We are going to do two a year. The first one’s the RGB and that’s just the concept of red, green, blue, like an additive color. Those colors together are more powerful than individually, so that was a concept. Then, The Prophesy, we’re going to do one of those a year. That’s us predicting, “Hey, these are the guys in the future that are going to be big.”
How do you release the music?
We promote and release the music on our site and on SoundCloud. Then we have partners that we give special releases with. Like last year, Complex got Meek Mill’s song a day early. So we’ll do some strategic partners to get the music out because it can’t be paid for. If it’s paid for, then it violates the agreements that the artists have with the record labels. So it has to be free. I think we have like 11 million streams on our last RGB mixtape.

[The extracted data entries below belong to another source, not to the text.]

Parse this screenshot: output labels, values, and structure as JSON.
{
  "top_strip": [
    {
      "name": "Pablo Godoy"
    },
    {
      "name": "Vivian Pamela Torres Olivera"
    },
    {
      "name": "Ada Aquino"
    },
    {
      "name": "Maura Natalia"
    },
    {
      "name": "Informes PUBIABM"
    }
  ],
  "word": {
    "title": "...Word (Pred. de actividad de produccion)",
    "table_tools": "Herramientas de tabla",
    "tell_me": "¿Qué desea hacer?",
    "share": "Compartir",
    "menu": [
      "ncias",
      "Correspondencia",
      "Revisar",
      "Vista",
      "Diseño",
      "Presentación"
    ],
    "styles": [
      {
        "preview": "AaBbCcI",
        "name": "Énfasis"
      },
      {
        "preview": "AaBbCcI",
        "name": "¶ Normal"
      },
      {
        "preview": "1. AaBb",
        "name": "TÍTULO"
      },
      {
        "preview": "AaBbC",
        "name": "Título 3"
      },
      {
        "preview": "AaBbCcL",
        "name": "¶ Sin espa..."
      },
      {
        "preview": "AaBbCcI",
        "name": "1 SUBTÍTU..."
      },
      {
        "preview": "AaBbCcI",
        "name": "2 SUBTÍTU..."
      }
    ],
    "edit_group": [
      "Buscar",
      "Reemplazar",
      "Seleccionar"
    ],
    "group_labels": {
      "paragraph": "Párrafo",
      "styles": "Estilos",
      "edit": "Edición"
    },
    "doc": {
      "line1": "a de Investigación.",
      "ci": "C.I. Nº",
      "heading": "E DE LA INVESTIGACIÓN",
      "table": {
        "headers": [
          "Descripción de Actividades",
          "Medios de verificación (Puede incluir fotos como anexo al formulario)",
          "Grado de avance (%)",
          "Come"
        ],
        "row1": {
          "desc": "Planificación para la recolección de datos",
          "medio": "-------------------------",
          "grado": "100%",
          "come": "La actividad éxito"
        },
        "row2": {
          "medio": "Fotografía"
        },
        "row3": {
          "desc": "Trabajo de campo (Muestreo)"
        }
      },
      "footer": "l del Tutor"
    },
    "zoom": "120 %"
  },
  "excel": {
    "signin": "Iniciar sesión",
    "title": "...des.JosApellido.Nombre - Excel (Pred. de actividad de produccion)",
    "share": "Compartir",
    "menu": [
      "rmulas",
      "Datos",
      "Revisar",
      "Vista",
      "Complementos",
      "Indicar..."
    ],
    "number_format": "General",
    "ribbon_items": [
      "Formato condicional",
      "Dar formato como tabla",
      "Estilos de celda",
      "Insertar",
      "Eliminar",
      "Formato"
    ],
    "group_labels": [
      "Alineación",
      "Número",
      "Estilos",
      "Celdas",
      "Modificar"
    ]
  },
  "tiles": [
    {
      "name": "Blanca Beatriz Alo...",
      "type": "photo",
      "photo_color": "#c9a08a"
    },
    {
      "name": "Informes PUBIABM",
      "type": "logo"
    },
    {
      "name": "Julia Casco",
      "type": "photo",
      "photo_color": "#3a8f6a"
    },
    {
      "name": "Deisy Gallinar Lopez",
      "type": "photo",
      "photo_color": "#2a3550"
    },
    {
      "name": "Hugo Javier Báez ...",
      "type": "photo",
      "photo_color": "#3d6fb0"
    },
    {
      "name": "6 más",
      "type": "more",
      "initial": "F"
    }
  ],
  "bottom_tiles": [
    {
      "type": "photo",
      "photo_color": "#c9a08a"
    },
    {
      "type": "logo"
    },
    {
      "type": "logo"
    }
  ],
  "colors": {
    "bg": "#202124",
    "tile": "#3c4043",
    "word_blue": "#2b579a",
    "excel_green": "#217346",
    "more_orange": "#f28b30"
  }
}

We’re currently building a music studio in our office building. We have plans to do some things like a business model around the music because we get fed a lot of younger artists because of the older artists that we work with. We have people coming to us all the time. We’d like to do something in music but with a partner, with a Universal or with an Epic or something like that, where we could work with them on doing it because we’re not experts in publishing and distribution of content in music and so forth.
How has the music program been a game changer for the brand?

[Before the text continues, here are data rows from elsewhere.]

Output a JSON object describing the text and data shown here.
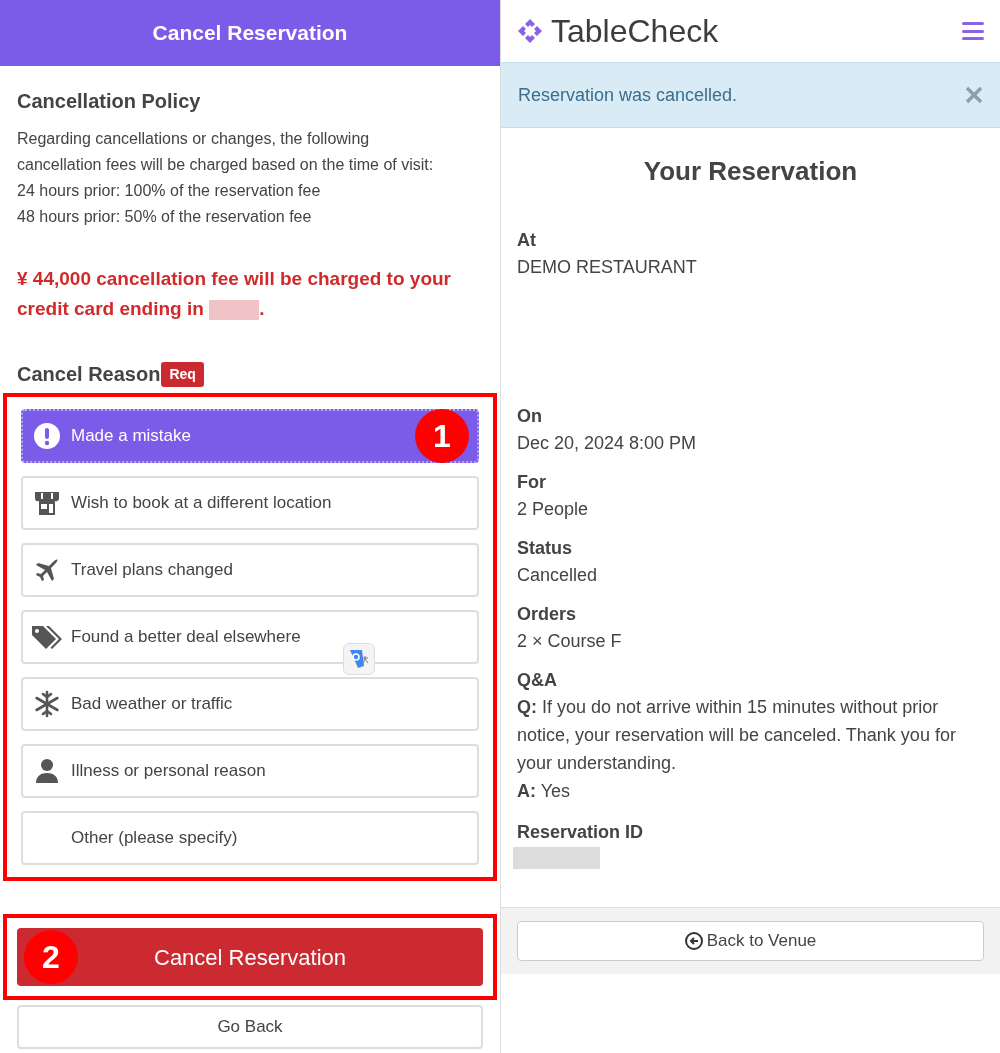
{
  "cancel_panel": {
    "title": "Cancel Reservation",
    "policy_heading": "Cancellation Policy",
    "policy_text": "Regarding cancellations or changes, the following cancellation fees will be charged based on the time of visit:",
    "policy_lines": [
      "24 hours prior: 100% of the reservation fee",
      "48 hours prior: 50% of the reservation fee"
    ],
    "fee_notice": "¥ 44,000 cancellation fee will be charged to your credit card ending in",
    "fee_notice_end": ".",
    "reason_label": "Cancel Reason",
    "required_badge": "Req",
    "reasons": [
      {
        "label": "Made a mistake",
        "kind": "exclamation",
        "selected": true
      },
      {
        "label": "Wish to book at a different location",
        "kind": "store",
        "selected": false
      },
      {
        "label": "Travel plans changed",
        "kind": "plane",
        "selected": false
      },
      {
        "label": "Found a better deal elsewhere",
        "kind": "tag",
        "selected": false
      },
      {
        "label": "Bad weather or traffic",
        "kind": "snowflake",
        "selected": false
      },
      {
        "label": "Illness or personal reason",
        "kind": "person",
        "selected": false
      },
      {
        "label": "Other (please specify)",
        "selected": false
      }
    ],
    "submit": "Cancel Reservation",
    "back": "Go Back"
  },
  "annotations": [
    {
      "number": "1"
    },
    {
      "number": "2"
    }
  ],
  "reservation_panel": {
    "brand": "TableCheck",
    "alert": "Reservation was cancelled.",
    "heading": "Your Reservation",
    "venue": {
      "label": "At",
      "value": "DEMO RESTAURANT"
    },
    "fields": [
      {
        "label": "On",
        "value": "Dec 20, 2024 8:00 PM"
      },
      {
        "label": "For",
        "value": "2 People"
      },
      {
        "label": "Status",
        "value": "Cancelled"
      },
      {
        "label": "Orders",
        "value": "2 × Course F"
      }
    ],
    "qa": {
      "label": "Q&A",
      "question": "**Q:** If you do not arrive within 15 minutes without prior notice, your reservation will be canceled. Thank you for your understanding.",
      "answer": "**A:** Yes"
    },
    "id_label": "Reservation ID",
    "back_button": "Back to Venue"
  }
}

We get a lot of traffic from Instagram and our email lists. When we pull together a Meek Mill and a Lil Wayne and a 2 Chainz and a Kodak Black and a Kid Ink and a Slump God and Mozzy and NBA YoungBoy, then you’re talking about 30, 40, 50 million people within the group that is pushing out, “Hey, this is the mixtape that I’m a part of. Go listen to it.” That exposure flips on a switch and it drives people to the site. People are listening to the music but they’re also buying product and then they become return customers for us.